3.1.10. Cister: cis-element cluster finder
Cister is based on the technique of posterior decoding, with Hidden Markov model and predicts regulatory regions in DNA sequences by searching for clusters of cis-elements (Frith et al., 2001). The Cister input page consists of 16 common TF sites to define a cluster and additional user defined PWM or TRANSFAC entries can also be entered. For web based analysis maximum input sequence length is 100 kb, however, the program is downloadable for standalone applications and analysis of longer sequences.
MAPPER stands for Multi-genome Analysis of Positions and Patterns of Elements of Regulation It is a platform for the computational identification of TF binding sites in multiple genomes (Marinescu et al., 2005). The MAPPER consists of three modules, the MAPPER database, the Search Engine, and rSNPs and combines TRANSFAC and JASPAR data. However, MAPPER database is limited to TFBSs found only in the promoter of genes from the human, mouse and D.melanogaster genomes.

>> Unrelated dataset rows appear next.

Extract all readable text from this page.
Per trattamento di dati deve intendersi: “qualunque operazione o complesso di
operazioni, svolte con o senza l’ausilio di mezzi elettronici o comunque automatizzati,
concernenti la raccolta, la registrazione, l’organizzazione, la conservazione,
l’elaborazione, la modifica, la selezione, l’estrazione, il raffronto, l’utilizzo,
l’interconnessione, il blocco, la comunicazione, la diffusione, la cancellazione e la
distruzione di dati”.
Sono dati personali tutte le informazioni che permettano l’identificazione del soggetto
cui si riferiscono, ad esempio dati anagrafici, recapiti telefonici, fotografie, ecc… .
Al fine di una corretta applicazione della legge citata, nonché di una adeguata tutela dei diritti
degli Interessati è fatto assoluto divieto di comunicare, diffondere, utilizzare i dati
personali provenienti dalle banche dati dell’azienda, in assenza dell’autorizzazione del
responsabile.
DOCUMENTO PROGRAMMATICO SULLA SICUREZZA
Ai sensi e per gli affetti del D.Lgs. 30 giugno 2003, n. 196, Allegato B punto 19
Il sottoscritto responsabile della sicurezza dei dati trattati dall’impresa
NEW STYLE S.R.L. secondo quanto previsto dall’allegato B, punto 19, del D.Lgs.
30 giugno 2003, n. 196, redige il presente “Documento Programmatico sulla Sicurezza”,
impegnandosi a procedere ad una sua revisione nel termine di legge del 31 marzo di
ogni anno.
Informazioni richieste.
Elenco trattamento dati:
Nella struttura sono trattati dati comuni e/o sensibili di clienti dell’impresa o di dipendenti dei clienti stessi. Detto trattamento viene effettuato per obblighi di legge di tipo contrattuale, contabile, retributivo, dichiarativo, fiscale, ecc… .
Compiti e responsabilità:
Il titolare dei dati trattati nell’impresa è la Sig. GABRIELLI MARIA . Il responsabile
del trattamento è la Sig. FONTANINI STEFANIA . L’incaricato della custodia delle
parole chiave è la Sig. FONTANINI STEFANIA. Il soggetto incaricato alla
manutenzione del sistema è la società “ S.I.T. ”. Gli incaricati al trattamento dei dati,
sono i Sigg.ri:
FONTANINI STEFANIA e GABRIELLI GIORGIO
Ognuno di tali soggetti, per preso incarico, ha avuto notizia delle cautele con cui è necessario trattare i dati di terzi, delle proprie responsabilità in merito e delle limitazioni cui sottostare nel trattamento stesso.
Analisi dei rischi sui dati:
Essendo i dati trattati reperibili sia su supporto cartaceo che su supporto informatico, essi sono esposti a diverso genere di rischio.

Like Cister, Stubb also uses hidden Markov models (HMM) to obtain a statistically significant score for modules (Sinha et al., 2006). STUBB is more suitable for finding modules over genomic scales with small set of transcription factors whose binding sites are known. Stubb differs from MAPPER in that the application of latter is limited to binding sites of a single given motif in an input sequence.
Clover is another program for identifying functional sites in DNA sequences. It take a set of DNA sequences that share a common function, compares them to a library of sequence motifs (e.g. transcription factor binding patterns), and identifies which, if any, of the motifs are statistically overrepresented in the sequence set (Frith et al., 2004). It requires two input files one for sequences in fasta format and another for sequence motif. Clover provides JASPAR core collection of TF binding sites that can be converted to clover format. Clover is also available as standalone application for windows, Linux as well as Mac operating systems.

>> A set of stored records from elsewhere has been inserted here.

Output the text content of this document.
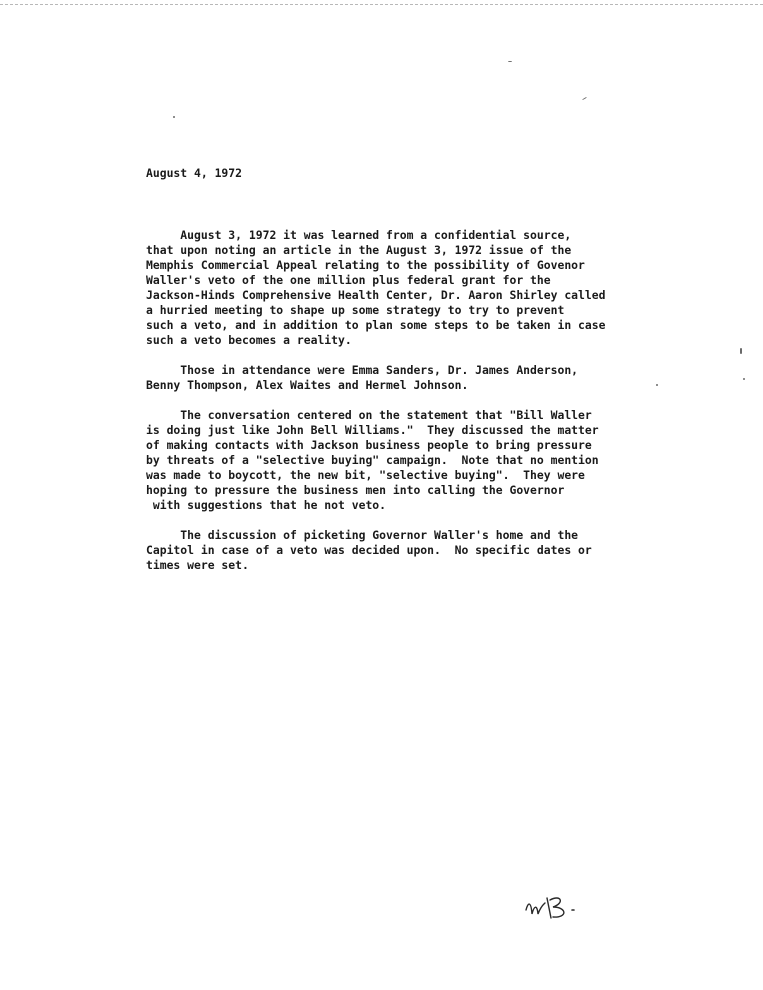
August 4, 1972
August 3, 1972 it was learned from a confidential source,
that upon noting an article in the August 3, 1972 issue of the
Memphis Commercial Appeal relating to the possibility of Govenor
Waller's veto of the one million plus federal grant for the
Jackson-Hinds Comprehensive Health Center, Dr. Aaron Shirley called
a hurried meeting to shape up some strategy to try to prevent
such a veto, and in addition to plan some steps to be taken in case
such a veto becomes a reality.
Those in attendance were Emma Sanders, Dr. James Anderson,
Benny Thompson, Alex Waites and Hermel Johnson.
The conversation centered on the statement that "Bill Waller
is doing just like John Bell Williams."  They discussed the matter
of making contacts with Jackson business people to bring pressure
by threats of a "selective buying" campaign.  Note that no mention
was made to boycott, the new bit, "selective buying".  They were
hoping to pressure the business men into calling the Governor
with suggestions that he not veto.
The discussion of picketing Governor Waller's home and the
Capitol in case of a veto was decided upon.  No specific dates or
times were set.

Regsite consists of plant specific largest repository of transcription factor binding sites. Current RegSite release contains 1816 entries. It is used by transcription start site prediction programs (Sinha et al., 2006).
JPREdictor is a JAVA based cis-regulatory TF binding site prediction program (Fiedler and Rehmsmeier, 2006). The JPREdictor can use different types of motifs: Sequence Motifs, Regular Expression Motifs, PSPMs as well as PSSMs and the complex motif type (MultiMotifs). This tool can be used for the prediction of cis-regulatory elements on a genome-wide scale.
3.2. Motif finding programs
3.2.1. Phylogenetic footprinting
Comparative DNA sequence analysis shows local difference in mutation rates and reveals a functional site by virtue of its conservation in a background of non-functional sequences. In the phylogenetic equivalent, regulatory elements are protected from random drift across evolutionary time by selection. Orthologous noncoding DNA sequences from multiple species provide a strong base for identification of regulatory elements by Phylogenetic footprinting (Fig. 1) (Rombauts et al., 2003).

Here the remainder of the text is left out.